Me Vale Madre La Voluntad de Dios

XVI.1 LA CHINGADA VENTANA

XVI.1 LA CHINGADA VENTANA

El primer conflicto que tuve en el convento fue por culpa de una ventana. ¡Sí! De una chingada ventana.

En el convento de las Adoratrices del Tepeyac, a diferencia del de las inmaculadas, las religiosas no teníamos celdas individuales, a excepción de la madre superiora, la vicaria general y la madre ecónoma. Todas las demás religiosas teníamos celdas compartidas para tres o más hermanas. Jamás se permitían dos religiosas en una sola celda. La madre vicaria decidía cuáles religiosas debían compartir cada celda. Yo compartía celda con otras tres religiosas.

La celda tenía una ventana alta que no permitía ver el exterior a menos que te pusieras de puntitas o te subieras a una silla. Era una ventana de bandera, que estaba descompuesta y no podía estar totalmente cerrada o totalmente abierta; estaba siempre entreabierta. Eso no era problema para mis compañeras de celda, que eran bajitas y pasaban fácilmente por debajo de la hoja de la ventana. El problema era conmigo que, por ser más alta, frecuentemente me pegaba con ella en la cabeza; especialmente en las madrugadas oscuras que nos levantábamos para oír misa.

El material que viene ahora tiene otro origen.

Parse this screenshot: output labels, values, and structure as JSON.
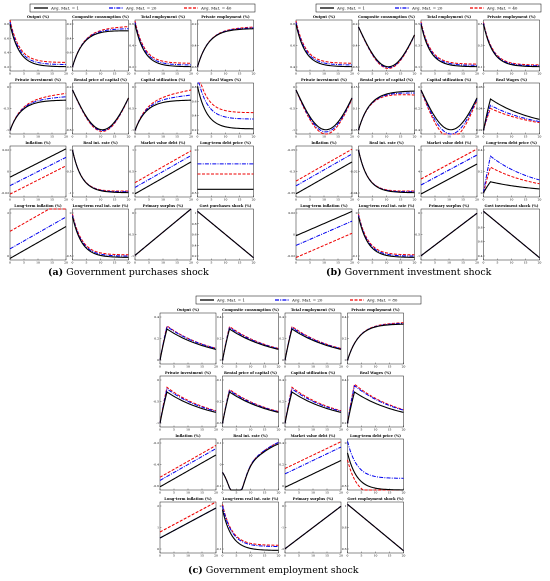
{
  "legend": {
    "entries": [
      "Avg. Mat. = 1",
      "Avg. Mat. = 20",
      "Avg. Mat. = 40"
    ],
    "entries_c": [
      "Avg. Mat. = 1",
      "Avg. Mat. = 20",
      "Avg. Mat. = 80"
    ]
  },
  "colors": {
    "s1": "#000000",
    "s2": "#0000ee",
    "s3": "#ee0000"
  },
  "captions": {
    "a": {
      "letter": "(a)",
      "text": " Government purchases shock"
    },
    "b": {
      "letter": "(b)",
      "text": " Government investment shock"
    },
    "c": {
      "letter": "(c)",
      "text": " Government employment shock"
    }
  },
  "chart_data": [
    {
      "type": "line",
      "id": "a",
      "x": [
        0,
        20
      ],
      "xticks": [
        "0",
        "5",
        "10",
        "15",
        "20"
      ],
      "titles": [
        "Output (%)",
        "Composite consumption (%)",
        "Total employment (%)",
        "Private employment (%)",
        "Private investment (%)",
        "Rental price of capital (%)",
        "Capital utilization (%)",
        "Real Wages (%)",
        "Inflation (%)",
        "Real int. rate (%)",
        "Market value debt (%)",
        "Long-term debt price (%)",
        "Long-term inflation (%)",
        "Long-term real int. rate (%)",
        "Primary surplus (%)",
        "Govt purchases shock (%)"
      ]
    },
    {
      "type": "line",
      "id": "b",
      "x": [
        0,
        20
      ],
      "xticks": [
        "0",
        "5",
        "10",
        "15",
        "20"
      ],
      "titles": [
        "Output (%)",
        "Composite consumption (%)",
        "Total employment (%)",
        "Private employment (%)",
        "Private investment (%)",
        "Rental price of capital (%)",
        "Capital utilization (%)",
        "Real Wages (%)",
        "Inflation (%)",
        "Real int. rate (%)",
        "Market value debt (%)",
        "Long-term debt price (%)",
        "Long-term inflation (%)",
        "Long-term real int. rate (%)",
        "Primary surplus (%)",
        "Govt investment shock (%)"
      ]
    },
    {
      "type": "line",
      "id": "c",
      "x": [
        0,
        20
      ],
      "xticks": [
        "0",
        "5",
        "10",
        "15",
        "20"
      ],
      "titles": [
        "Output (%)",
        "Composite consumption (%)",
        "Total employment (%)",
        "Private employment (%)",
        "Private investment (%)",
        "Rental price of capital (%)",
        "Capital utilization (%)",
        "Real Wages (%)",
        "Inflation (%)",
        "Real int. rate (%)",
        "Market value debt (%)",
        "Long-term debt price (%)",
        "Long-term inflation (%)",
        "Long-term real int. rate (%)",
        "Primary surplus (%)",
        "Govt employment shock (%)"
      ]
    }
  ]
}
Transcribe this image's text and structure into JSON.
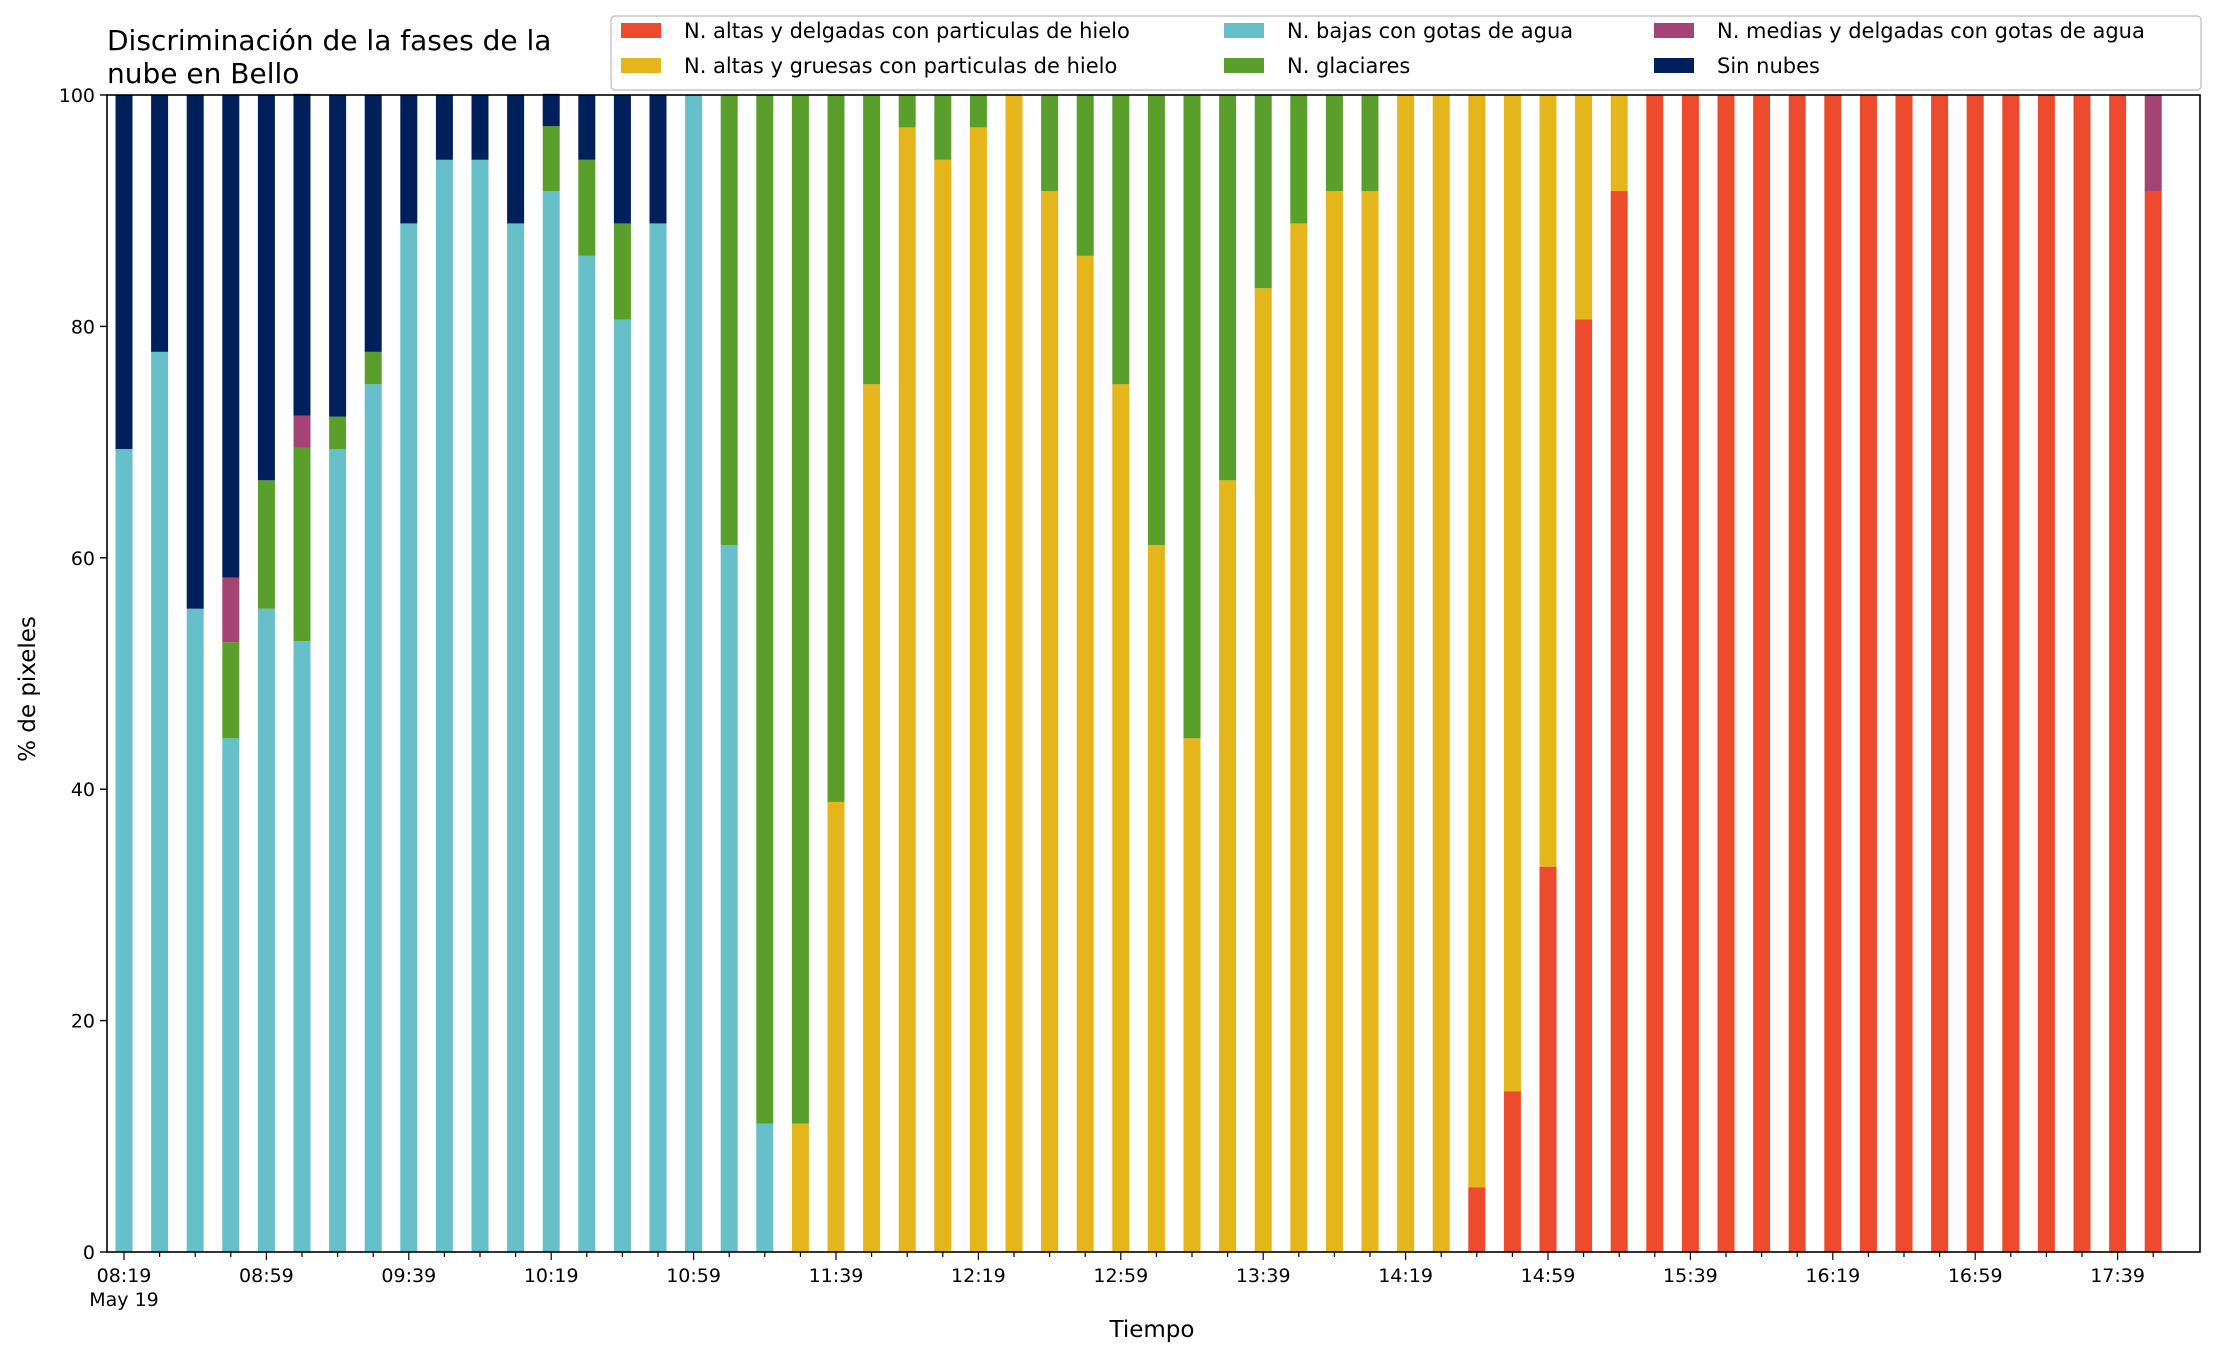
{
  "chart_data": {
    "type": "bar",
    "stacked": true,
    "title": "Discriminación de la fases de la nube en Bello",
    "title_lines": [
      "Discriminación de la fases de la",
      "nube en Bello"
    ],
    "xlabel": "Tiempo",
    "ylabel": "% de pixeles",
    "ylim": [
      0,
      100
    ],
    "yticks": [
      0,
      20,
      40,
      60,
      80,
      100
    ],
    "grid": false,
    "legend_position": "top-right",
    "xtick_labels": [
      "08:19",
      "08:59",
      "09:39",
      "10:19",
      "10:59",
      "11:39",
      "12:19",
      "12:59",
      "13:39",
      "14:19",
      "14:59",
      "15:39",
      "16:19",
      "16:59",
      "17:39"
    ],
    "xtick_label_sub": "May 19",
    "categories": [
      "08:19",
      "08:29",
      "08:39",
      "08:49",
      "08:59",
      "09:09",
      "09:19",
      "09:29",
      "09:39",
      "09:49",
      "09:59",
      "10:09",
      "10:19",
      "10:29",
      "10:39",
      "10:49",
      "10:59",
      "11:09",
      "11:19",
      "11:29",
      "11:39",
      "11:49",
      "11:59",
      "12:09",
      "12:19",
      "12:29",
      "12:39",
      "12:49",
      "12:59",
      "13:09",
      "13:19",
      "13:29",
      "13:39",
      "13:49",
      "13:59",
      "14:09",
      "14:19",
      "14:29",
      "14:39",
      "14:49",
      "14:59",
      "15:09",
      "15:19",
      "15:29",
      "15:39",
      "15:49",
      "15:59",
      "16:09",
      "16:19",
      "16:29",
      "16:39",
      "16:49",
      "16:59",
      "17:09",
      "17:19",
      "17:29",
      "17:39",
      "17:49"
    ],
    "series": [
      {
        "name": "N. altas y delgadas con particulas de hielo",
        "color": "#ec4b2d",
        "values": [
          0,
          0,
          0,
          0,
          0,
          0,
          0,
          0,
          0,
          0,
          0,
          0,
          0,
          0,
          0,
          0,
          0,
          0,
          0,
          0,
          0,
          0,
          0,
          0,
          0,
          0,
          0,
          0,
          0,
          0,
          0,
          0,
          0,
          0,
          0,
          0,
          0,
          0,
          5.6,
          13.9,
          33.3,
          80.6,
          91.7,
          100,
          100,
          100,
          100,
          100,
          100,
          100,
          100,
          100,
          100,
          100,
          100,
          100,
          100,
          91.7
        ]
      },
      {
        "name": "N. altas y gruesas con particulas de hielo",
        "color": "#e4b61b",
        "values": [
          0,
          0,
          0,
          0,
          0,
          0,
          0,
          0,
          0,
          0,
          0,
          0,
          0,
          0,
          0,
          0,
          0,
          0,
          0,
          11.1,
          38.9,
          75,
          97.2,
          94.4,
          97.2,
          100,
          91.7,
          86.1,
          75,
          61.1,
          44.4,
          66.7,
          83.3,
          88.9,
          91.7,
          91.7,
          100,
          100,
          94.4,
          86.1,
          66.7,
          19.4,
          8.3,
          0,
          0,
          0,
          0,
          0,
          0,
          0,
          0,
          0,
          0,
          0,
          0,
          0,
          0,
          0
        ]
      },
      {
        "name": "N. bajas con gotas de agua",
        "color": "#67bfca",
        "values": [
          69.4,
          77.8,
          55.6,
          44.4,
          55.6,
          52.8,
          69.4,
          75,
          88.9,
          94.4,
          94.4,
          88.9,
          91.7,
          86.1,
          80.6,
          88.9,
          100,
          61.1,
          11.1,
          0,
          0,
          0,
          0,
          0,
          0,
          0,
          0,
          0,
          0,
          0,
          0,
          0,
          0,
          0,
          0,
          0,
          0,
          0,
          0,
          0,
          0,
          0,
          0,
          0,
          0,
          0,
          0,
          0,
          0,
          0,
          0,
          0,
          0,
          0,
          0,
          0,
          0,
          0
        ]
      },
      {
        "name": "N. glaciares",
        "color": "#5a9e2c",
        "values": [
          0,
          0,
          0,
          8.3,
          11.1,
          16.7,
          2.8,
          2.8,
          0,
          0,
          0,
          0,
          5.6,
          8.3,
          8.3,
          0,
          0,
          38.9,
          88.9,
          88.9,
          61.1,
          25,
          2.8,
          5.6,
          2.8,
          0,
          8.3,
          13.9,
          25,
          38.9,
          55.6,
          33.3,
          16.7,
          11.1,
          8.3,
          8.3,
          0,
          0,
          0,
          0,
          0,
          0,
          0,
          0,
          0,
          0,
          0,
          0,
          0,
          0,
          0,
          0,
          0,
          0,
          0,
          0,
          0,
          0
        ]
      },
      {
        "name": "N. medias y delgadas con gotas de agua",
        "color": "#a44374",
        "values": [
          0,
          0,
          0,
          5.6,
          0,
          2.8,
          0,
          0,
          0,
          0,
          0,
          0,
          0,
          0,
          0,
          0,
          0,
          0,
          0,
          0,
          0,
          0,
          0,
          0,
          0,
          0,
          0,
          0,
          0,
          0,
          0,
          0,
          0,
          0,
          0,
          0,
          0,
          0,
          0,
          0,
          0,
          0,
          0,
          0,
          0,
          0,
          0,
          0,
          0,
          0,
          0,
          0,
          0,
          0,
          0,
          0,
          0,
          8.3
        ]
      },
      {
        "name": "Sin nubes",
        "color": "#00205c",
        "values": [
          30.6,
          22.2,
          44.4,
          41.7,
          33.3,
          27.8,
          27.8,
          22.2,
          11.1,
          5.6,
          5.6,
          11.1,
          2.8,
          5.6,
          11.1,
          11.1,
          0,
          0,
          0,
          0,
          0,
          0,
          0,
          0,
          0,
          0,
          0,
          0,
          0,
          0,
          0,
          0,
          0,
          0,
          0,
          0,
          0,
          0,
          0,
          0,
          0,
          0,
          0,
          0,
          0,
          0,
          0,
          0,
          0,
          0,
          0,
          0,
          0,
          0,
          0,
          0,
          0,
          0
        ]
      }
    ],
    "legend_order": [
      0,
      1,
      2,
      3,
      4,
      5
    ]
  }
}
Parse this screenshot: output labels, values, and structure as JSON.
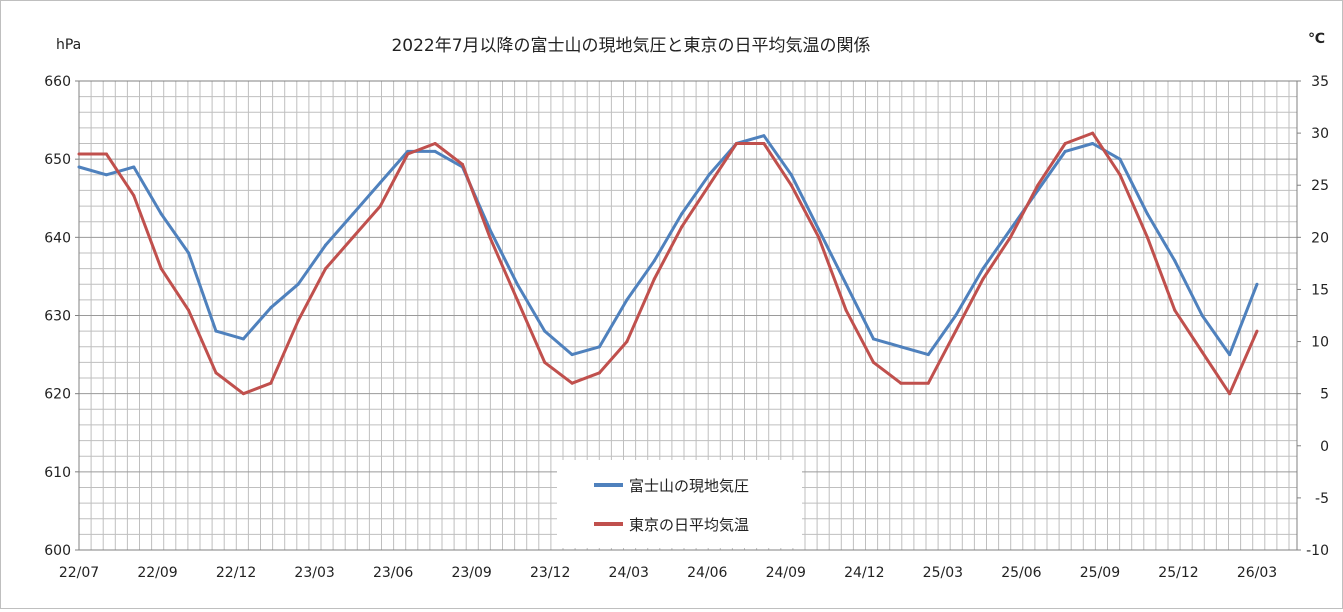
{
  "chart_data": {
    "type": "line",
    "title": "2022年7月以降の富士山の現地気圧と東京の日平均気温の関係",
    "left_axis": {
      "label": "hPa",
      "ylim": [
        600,
        660
      ],
      "ticks": [
        "600",
        "610",
        "620",
        "630",
        "640",
        "650",
        "660"
      ]
    },
    "right_axis": {
      "label": "℃",
      "ylim": [
        -10,
        35
      ],
      "ticks": [
        "-10",
        "-5",
        "0",
        "5",
        "10",
        "15",
        "20",
        "25",
        "30",
        "35"
      ]
    },
    "x_tick_labels": [
      "22/07",
      "22/09",
      "22/12",
      "23/03",
      "23/06",
      "23/09",
      "23/12",
      "24/03",
      "24/06",
      "24/09",
      "24/12",
      "25/03",
      "25/06",
      "25/09",
      "25/12",
      "26/03"
    ],
    "grid": true,
    "legend_position": "bottom-center",
    "series": [
      {
        "name": "富士山の現地気圧",
        "axis": "left",
        "color": "#4f81bd",
        "x": [
          "22/07",
          "22/08",
          "22/09",
          "22/10",
          "22/11",
          "22/12",
          "23/01",
          "23/02",
          "23/03",
          "23/04",
          "23/05",
          "23/06",
          "23/07",
          "23/08",
          "23/09",
          "23/10",
          "23/11",
          "23/12",
          "24/01",
          "24/02",
          "24/03",
          "24/04",
          "24/05",
          "24/06",
          "24/07",
          "24/08",
          "24/09",
          "24/10",
          "24/11",
          "24/12",
          "25/01",
          "25/02",
          "25/03",
          "25/04",
          "25/05",
          "25/06",
          "25/07",
          "25/08",
          "25/09",
          "25/10",
          "25/11",
          "25/12",
          "26/01",
          "26/02"
        ],
        "values": [
          649,
          648,
          649,
          643,
          638,
          628,
          627,
          631,
          634,
          639,
          643,
          647,
          651,
          651,
          649,
          641,
          634,
          628,
          625,
          626,
          632,
          637,
          643,
          648,
          652,
          653,
          648,
          641,
          634,
          627,
          626,
          625,
          630,
          636,
          641,
          646,
          651,
          652,
          650,
          643,
          637,
          630,
          625,
          634
        ]
      },
      {
        "name": "東京の日平均気温",
        "axis": "right",
        "color": "#c0504d",
        "x": [
          "22/07",
          "22/08",
          "22/09",
          "22/10",
          "22/11",
          "22/12",
          "23/01",
          "23/02",
          "23/03",
          "23/04",
          "23/05",
          "23/06",
          "23/07",
          "23/08",
          "23/09",
          "23/10",
          "23/11",
          "23/12",
          "24/01",
          "24/02",
          "24/03",
          "24/04",
          "24/05",
          "24/06",
          "24/07",
          "24/08",
          "24/09",
          "24/10",
          "24/11",
          "24/12",
          "25/01",
          "25/02",
          "25/03",
          "25/04",
          "25/05",
          "25/06",
          "25/07",
          "25/08",
          "25/09",
          "25/10",
          "25/11",
          "25/12",
          "26/01",
          "26/02"
        ],
        "values": [
          28,
          28,
          24,
          17,
          13,
          7,
          5,
          6,
          12,
          17,
          20,
          23,
          28,
          29,
          27,
          20,
          14,
          8,
          6,
          7,
          10,
          16,
          21,
          25,
          29,
          29,
          25,
          20,
          13,
          8,
          6,
          6,
          11,
          16,
          20,
          25,
          29,
          30,
          26,
          20,
          13,
          9,
          5,
          11
        ]
      }
    ]
  }
}
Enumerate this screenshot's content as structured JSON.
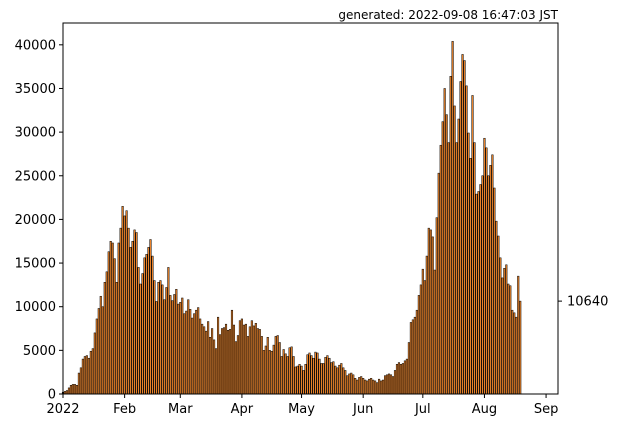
{
  "chart_data": {
    "type": "bar",
    "title": "",
    "xlabel": "",
    "ylabel": "",
    "generated": "generated: 2022-09-08 16:47:03 JST",
    "bar_color": "#e8822a",
    "edge_color": "#000000",
    "ylim": [
      0,
      42500
    ],
    "xlim": [
      "2022-01-01",
      "2022-09-07"
    ],
    "y_ticks": [
      0,
      5000,
      10000,
      15000,
      20000,
      25000,
      30000,
      35000,
      40000
    ],
    "x_ticks": [
      {
        "date": "2022-01-01",
        "label": "2022"
      },
      {
        "date": "2022-02-01",
        "label": "Feb"
      },
      {
        "date": "2022-03-01",
        "label": "Mar"
      },
      {
        "date": "2022-04-01",
        "label": "Apr"
      },
      {
        "date": "2022-05-01",
        "label": "May"
      },
      {
        "date": "2022-06-01",
        "label": "Jun"
      },
      {
        "date": "2022-07-01",
        "label": "Jul"
      },
      {
        "date": "2022-08-01",
        "label": "Aug"
      },
      {
        "date": "2022-09-01",
        "label": "Sep"
      }
    ],
    "latest_value_label": "10640",
    "latest_value": 10640,
    "series": [
      {
        "start_date": "2022-01-01",
        "values": [
          200,
          300,
          400,
          700,
          1000,
          1100,
          1100,
          1000,
          2400,
          3000,
          4000,
          4300,
          4400,
          4100,
          4900,
          5200,
          7000,
          8600,
          9800,
          11200,
          10000,
          12800,
          14000,
          16300,
          17500,
          17300,
          15500,
          12800,
          17300,
          19000,
          21500,
          20400,
          21000,
          19000,
          16800,
          17500,
          18800,
          18500,
          14500,
          12600,
          13800,
          15600,
          16000,
          16800,
          17700,
          15800,
          13000,
          10600,
          12800,
          13000,
          12500,
          10800,
          12200,
          14500,
          11300,
          10700,
          11400,
          12000,
          10300,
          10500,
          11000,
          9200,
          9500,
          10800,
          9700,
          8700,
          9200,
          9600,
          9900,
          8600,
          8000,
          7700,
          7200,
          8300,
          6500,
          7500,
          6200,
          5200,
          8800,
          6800,
          7500,
          7600,
          8000,
          7300,
          7400,
          9600,
          7900,
          6000,
          6700,
          8400,
          8600,
          7900,
          8000,
          6600,
          7700,
          8400,
          7800,
          8100,
          7500,
          7400,
          6600,
          5000,
          5500,
          6500,
          5000,
          4900,
          5600,
          6600,
          6700,
          5900,
          4300,
          5100,
          4600,
          4300,
          5300,
          5400,
          4300,
          3100,
          3200,
          3400,
          3200,
          2700,
          3400,
          4500,
          4700,
          4400,
          4100,
          4800,
          4700,
          4000,
          3500,
          3500,
          4200,
          4400,
          4100,
          3600,
          3700,
          3200,
          3000,
          3300,
          3500,
          3000,
          2700,
          2100,
          2300,
          2400,
          2200,
          1800,
          1600,
          1900,
          2000,
          1800,
          1600,
          1500,
          1700,
          1800,
          1600,
          1500,
          1300,
          1700,
          1500,
          1600,
          2100,
          2200,
          2300,
          2200,
          2000,
          2700,
          3400,
          3600,
          3400,
          3500,
          3800,
          4000,
          5900,
          8200,
          8500,
          8800,
          9600,
          11300,
          12500,
          14300,
          13000,
          15800,
          19000,
          18800,
          18000,
          14200,
          20200,
          25300,
          28500,
          31200,
          35000,
          32000,
          28800,
          36400,
          40400,
          33000,
          28800,
          31500,
          35800,
          38900,
          38200,
          35300,
          29900,
          27000,
          34200,
          28800,
          22900,
          23200,
          24000,
          25000,
          29300,
          28200,
          25000,
          26200,
          27400,
          23600,
          19800,
          18100,
          15600,
          13300,
          14400,
          14800,
          12600,
          12400,
          9600,
          9300,
          8800,
          13500,
          10640
        ]
      }
    ]
  }
}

Cansada de golpearme con la ventana, acudí con la madre vicaria, la madre Carmen, a solicitar que arreglaran la ventana. Ella era una de esas religiosas que rara vez sonreían y cuando lo hacían era sólo a medias. Físicamente era poco agraciada. Una sonrisa franca y abierta la hubiera embellecido mucho; la hubiera hecho agradable, pero no, desperdiciaba su vida con una actitud de amargura y frustración. Eligiendo cuidadosamente las palabras le expuse el problema, mientras ella me miraba impasible. Yo percibía que la madre Carmen, al oírme, tenía su lengua tocando la parte posterior de sus dientes superiores, lista para pronunciar su palabra favorita: ¡No!, y en efecto, me respondió:

—No, hermana Cayetana. A usted la malcriaron, acostumbrándola a todas las comodidades, pero ahora está en un convento y debe aceptar la vida de sencillez y sacrificios que aquí llevamos. Acostúmbrese a eso. De hoy en adelante las cosas van a ser así.

Sabía, por experiencias anteriores, que a la madre Carmen, al igual que a todas las religiosas de mayor jerarquía, no le gustaba que la contradijeran, porque eso lo tomaban como algo contrario al voto de obediencia que las religiosas hacíamos al profesar. En ese sentido la obediencia debía ser ciega y absoluta. Ellas se consideraban infalibles y que, si alguna vez se equivocaban, era de buena fe y sólo a Dios le tendrían que rendir cuentas.

Como supe que esa ventana siempre iba a estar así, traté de mantenerla atorada con un pedazo de madera y tener más cuidado con ella, hasta que una mañana me levanté de prisa, media dormida y me di un santo golpe en la cabeza que me sacó sangre. Recuerdo que sólo murmuré:

—¡Chingada ventana, ya me tiene hasta la madre!

Esa mañana, durante las peticiones en la oración antes del desayuno, tuve la imprudencia de hacer una petición:

—Ruego a San José, patrono de los carpinteros, que conmueva a la persona encargada de arreglar la ventana de nuestra celda.

—Amén —respondieron todas. Algunas de ellas conteniendo la risa.

Ese día, en la tarde, la madre Carmen me mandó llamar a su oficina.